A few days after Christmas I purchased a special software package, and as part of the confirmation I was given the tracking number to follow its progress through the US Postal Service. A day later it left the company's distribution center in Puerto Rico.

On New Year's Eve afternoon, after taking only two days to cover over 1600 miles, the package was in my home state. But instead of being at the usual regional postal distribution center (130 miles away), it was at a post office 80 miles south of me.

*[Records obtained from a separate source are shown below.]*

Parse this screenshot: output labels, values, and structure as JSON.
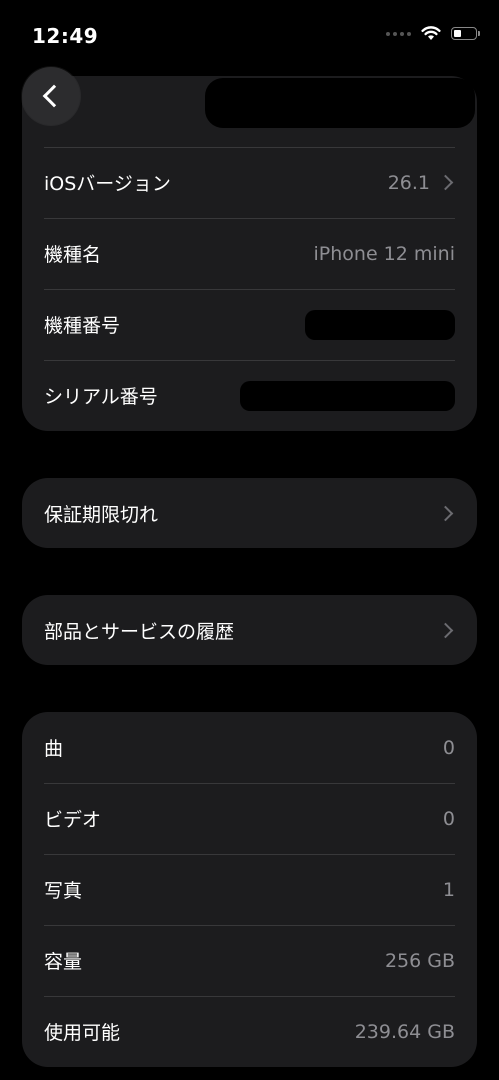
{
  "status_bar": {
    "time": "12:49",
    "battery_level": 0.35
  },
  "nav": {
    "back_icon": "chevron-left-icon"
  },
  "device_info": [
    {
      "label": "iOSバージョン",
      "value": "26.1",
      "chevron": true
    },
    {
      "label": "機種名",
      "value": "iPhone 12 mini",
      "chevron": false
    },
    {
      "label": "機種番号",
      "value": "",
      "chevron": false,
      "redacted": true
    },
    {
      "label": "シリアル番号",
      "value": "",
      "chevron": false,
      "redacted": true
    }
  ],
  "warranty": {
    "label": "保証期限切れ"
  },
  "parts_history": {
    "label": "部品とサービスの履歴"
  },
  "media_info": [
    {
      "label": "曲",
      "value": "0"
    },
    {
      "label": "ビデオ",
      "value": "0"
    },
    {
      "label": "写真",
      "value": "1"
    },
    {
      "label": "容量",
      "value": "256 GB"
    },
    {
      "label": "使用可能",
      "value": "239.64 GB"
    }
  ]
}
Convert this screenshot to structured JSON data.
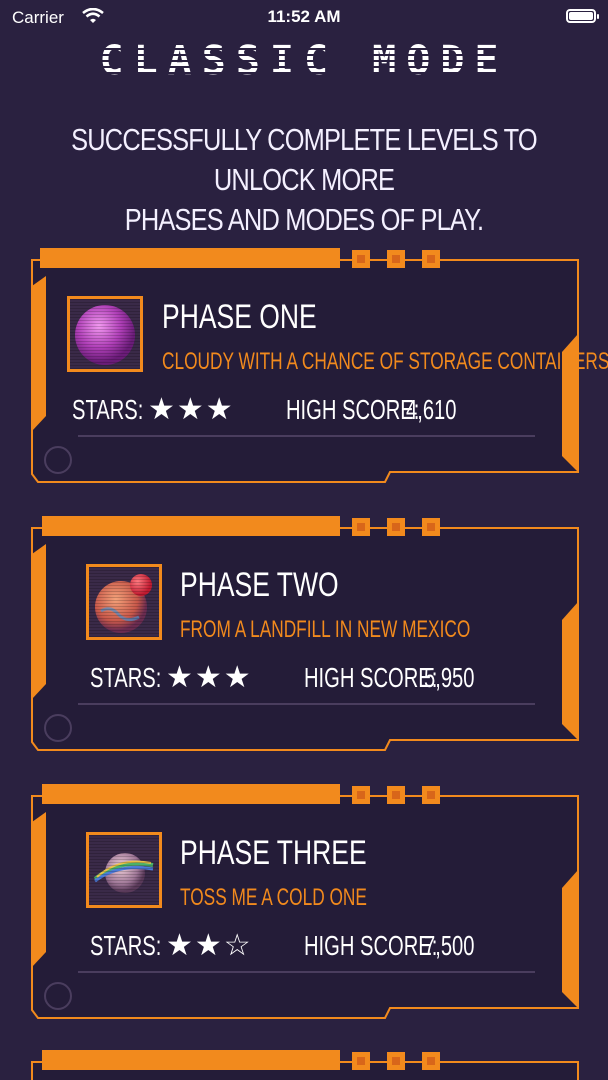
{
  "status_bar": {
    "carrier": "Carrier",
    "time": "11:52 AM"
  },
  "header": {
    "title": "CLASSIC MODE",
    "subtitle_line1": "SUCCESSFULLY COMPLETE LEVELS TO UNLOCK MORE",
    "subtitle_line2": "PHASES AND MODES OF PLAY."
  },
  "labels": {
    "stars": "STARS:",
    "high_score": "HIGH SCORE:"
  },
  "colors": {
    "background": "#2a2140",
    "accent": "#f28a1d",
    "card": "#241c38"
  },
  "phases": [
    {
      "name": "PHASE ONE",
      "tagline": "CLOUDY WITH A CHANCE OF STORAGE CONTAINERS",
      "stars_display": "★★★",
      "stars": 3,
      "high_score": "4,610",
      "icon": "purple-planet-icon"
    },
    {
      "name": "PHASE TWO",
      "tagline": "FROM A LANDFILL IN NEW MEXICO",
      "stars_display": "★★★",
      "stars": 3,
      "high_score": "5,950",
      "icon": "earth-planet-icon"
    },
    {
      "name": "PHASE THREE",
      "tagline": "TOSS ME A COLD ONE",
      "stars_display": "★★☆",
      "stars": 2,
      "high_score": "7,500",
      "icon": "ringed-planet-icon"
    }
  ]
}
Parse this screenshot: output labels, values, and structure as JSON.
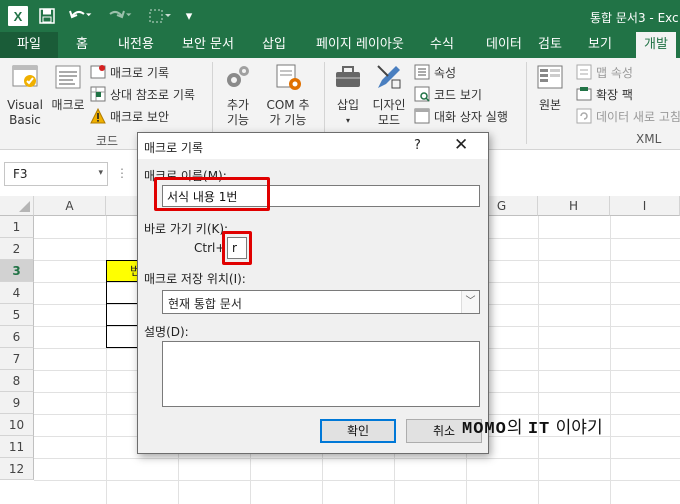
{
  "titlebar": {
    "logo": "X",
    "doc_title": "통합 문서3 - Exc"
  },
  "tabs": [
    {
      "label": "파일"
    },
    {
      "label": "홈"
    },
    {
      "label": "내전용"
    },
    {
      "label": "보안 문서"
    },
    {
      "label": "삽입"
    },
    {
      "label": "페이지 레이아웃"
    },
    {
      "label": "수식"
    },
    {
      "label": "데이터"
    },
    {
      "label": "검토"
    },
    {
      "label": "보기"
    },
    {
      "label": "개발"
    }
  ],
  "ribbon": {
    "code": {
      "visual_basic": "Visual Basic",
      "macro": "매크로",
      "record_macro": "매크로 기록",
      "relative_ref": "상대 참조로 기록",
      "macro_security": "매크로 보안",
      "label": "코드"
    },
    "addins": {
      "addin": "추가 기능",
      "com_addin": "COM 추가 기능"
    },
    "controls": {
      "insert": "삽입",
      "design_mode": "디자인 모드",
      "properties": "속성",
      "view_code": "코드 보기",
      "run_dialog": "대화 상자 실행"
    },
    "xml": {
      "source": "원본",
      "map_properties": "맵 속성",
      "expansion_packs": "확장 팩",
      "refresh_data": "데이터 새로 고침",
      "label": "XML"
    }
  },
  "formula_bar": {
    "namebox": "F3"
  },
  "grid": {
    "columns": [
      "A",
      "B",
      "C",
      "D",
      "E",
      "F",
      "G",
      "H",
      "I"
    ],
    "rows": [
      "1",
      "2",
      "3",
      "4",
      "5",
      "6",
      "7",
      "8",
      "9",
      "10",
      "11",
      "12"
    ],
    "cell_b3": "번"
  },
  "dialog": {
    "title": "매크로 기록",
    "help": "?",
    "close": "✕",
    "name_label": "매크로 이름(M):",
    "name_value": "서식 내용 1번",
    "shortcut_label": "바로 가기 키(K):",
    "ctrl_label": "Ctrl+",
    "shortcut_value": "r",
    "storage_label": "매크로 저장 위치(I):",
    "storage_value": "현재 통합 문서",
    "description_label": "설명(D):",
    "ok": "확인",
    "cancel": "취소"
  },
  "watermark": {
    "brand": "MOMO",
    "particle": "의",
    "it": "IT",
    "story": "이야기"
  },
  "colors": {
    "excel_green": "#217346",
    "highlight_red": "#e00000",
    "cell_yellow": "#ffff00"
  }
}
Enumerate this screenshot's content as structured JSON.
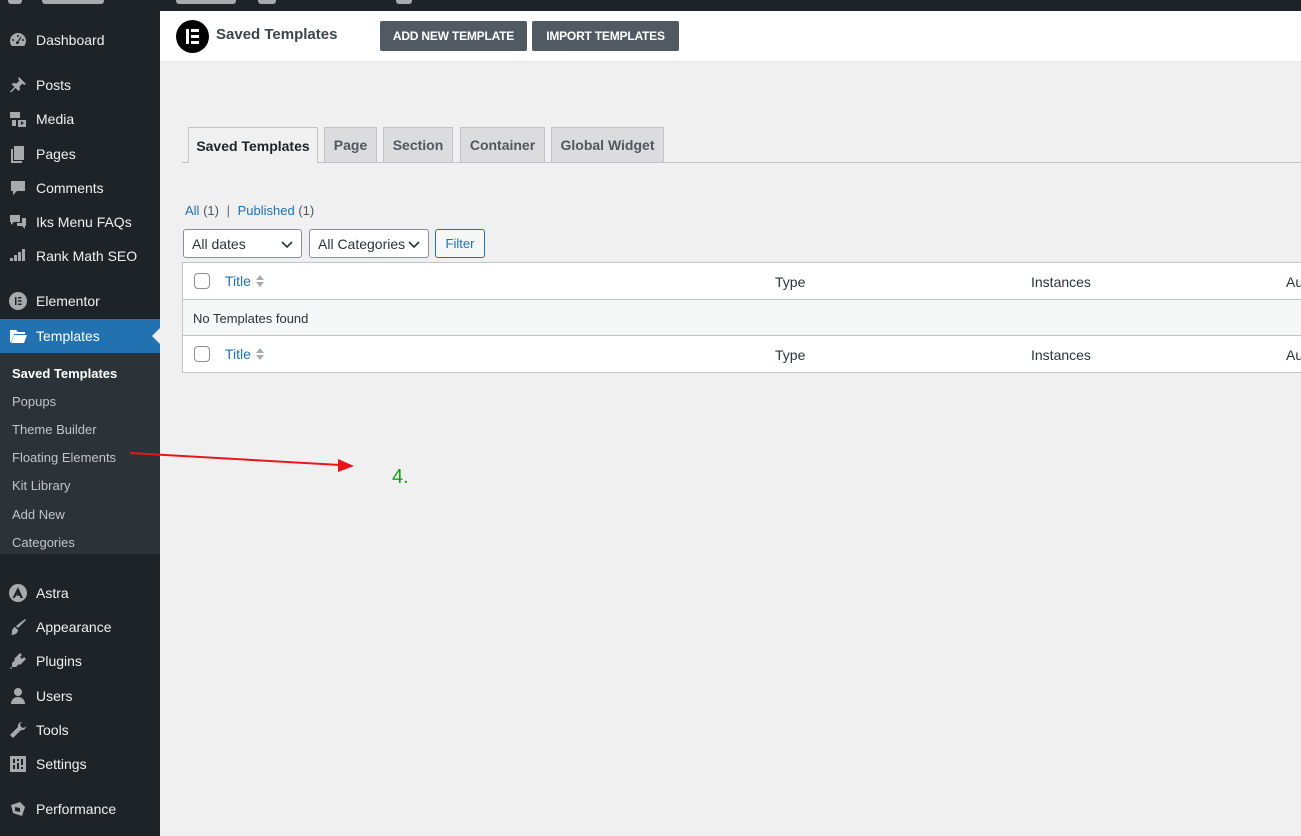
{
  "sidebar": {
    "items": [
      {
        "label": "Dashboard",
        "icon": "dashboard-icon"
      },
      {
        "label": "Posts",
        "icon": "pin-icon"
      },
      {
        "label": "Media",
        "icon": "media-icon"
      },
      {
        "label": "Pages",
        "icon": "pages-icon"
      },
      {
        "label": "Comments",
        "icon": "comments-icon"
      },
      {
        "label": "Iks Menu FAQs",
        "icon": "faq-icon"
      },
      {
        "label": "Rank Math SEO",
        "icon": "rankmath-icon"
      },
      {
        "label": "Elementor",
        "icon": "elementor-icon"
      },
      {
        "label": "Templates",
        "icon": "folder-icon",
        "current": true
      },
      {
        "label": "Astra",
        "icon": "astra-icon"
      },
      {
        "label": "Appearance",
        "icon": "brush-icon"
      },
      {
        "label": "Plugins",
        "icon": "plugin-icon"
      },
      {
        "label": "Users",
        "icon": "users-icon"
      },
      {
        "label": "Tools",
        "icon": "wrench-icon"
      },
      {
        "label": "Settings",
        "icon": "settings-icon"
      },
      {
        "label": "Performance",
        "icon": "performance-icon"
      }
    ],
    "submenu": [
      {
        "label": "Saved Templates",
        "current": true
      },
      {
        "label": "Popups"
      },
      {
        "label": "Theme Builder"
      },
      {
        "label": "Floating Elements"
      },
      {
        "label": "Kit Library"
      },
      {
        "label": "Add New"
      },
      {
        "label": "Categories"
      }
    ]
  },
  "header": {
    "title": "Saved Templates",
    "add_button": "ADD NEW TEMPLATE",
    "import_button": "IMPORT TEMPLATES"
  },
  "tabs": [
    {
      "label": "Saved Templates",
      "active": true
    },
    {
      "label": "Page"
    },
    {
      "label": "Section"
    },
    {
      "label": "Container"
    },
    {
      "label": "Global Widget"
    }
  ],
  "views": {
    "all_label": "All",
    "all_count": "(1)",
    "separator": "|",
    "published_label": "Published",
    "published_count": "(1)"
  },
  "filters": {
    "dates": "All dates",
    "categories": "All Categories",
    "filter_button": "Filter"
  },
  "table": {
    "columns": {
      "title": "Title",
      "type": "Type",
      "instances": "Instances",
      "author": "Au"
    },
    "empty_message": "No Templates found"
  },
  "annotation": {
    "label": "4.",
    "color": "#1a9c1a"
  },
  "colors": {
    "accent": "#2271b1",
    "sidebar": "#1d2327",
    "arrow": "#e8161b"
  }
}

Normally that would not be a problem. Until I read the alerts for my package on their web site:

December 31, 2016, 8:19 am - Arrived at Post Office

December 31, 2016, 3:12 pm - Arrived at USPS Facility

December 31, 2016, 3:13 pm - Undeliverable as Addressed

Your item was undeliverable as addressed at 3:13 pm on December 31, 2016. It is being returned if appropriate information is available.

Yikes!

To me "undeliverable as addressed" meant that a totally incorrect and invalid address was on the label, one for which the postal service could in no shape or form figure out who the correct recipient was or where they were actually located. This seemed to be reinforced by the additional wording that it was "being returned if appropriate information is available". In other words, was there a valid return address listed on the label?

I immediately thought that someone had perhaps mistyped my zip code which then generated the incorrect destination city on the shipping label (even though my email confirmation from the manufacturer showed my correct address). And since I did not discover this until New Year's Day, I had to sweat things out for two more days until they reopened.

I called that post office first thing on Tuesday morning, where I found out that there was absolutely nothing wrong with my package. It had simply been misdirected to the wrong local office. The person I talked to seemed a bit irritated that I would even question the wording of the message posted on their tracking system.

In their mind and in their parlance it was perfectly correct and made complete sense. Since my address was not in the area that was serviced by their office, the package was obviously "undeliverable as addressed". And it was being "returned" to the regional center so that it could be sent to the proper post office.

I tried to explain - to no avail - how to the average person not familiar with their terminology that "undeliverable as addressed" meant that it was effectively an orphan package.

I guess that is my fault for being both a programmer and a writer. I come from a world that deals in pure logic and also one where words have meaning.

That person also could not understand why I had called them directly rather than the Post Office's 1-800 Customer Care Center. Which I did next.

It turns out that customer service's internal tracking system has additional information and messages not available to the outside customer. And their entry for 3:12 pm specifically stated that my package had been misdirected to the wrong post office. But since that internal system has no corresponding message on the external system, it shows "undeliverable as addressed" instead.

Which, to the people working there, is perfectly correct.

You know - "Inside baseball".


Unfortunately, eventually finding all of this out did not relieve my stress and grief.

Yes, I did finally receive my package. But when there still was no sign of it or anything in the tracking system by Friday, I called the 800-number again and opened a case number. During that second call I also found out that I was not the first person to bring this misleading message on their web tracking system to their attention! The item was finally scanned at the regional sorting center - a mere 55 miles from the misdirected office - on Sunday afternoon, and happily it arrived in my mailbox on Monday, January 9th. A week after this all had started.

But that, of course, is a completely different customer issue.

 

© 2017 Michael Marrer, Silver Lake Wordsmiths & Marrer Enterprises, Inc.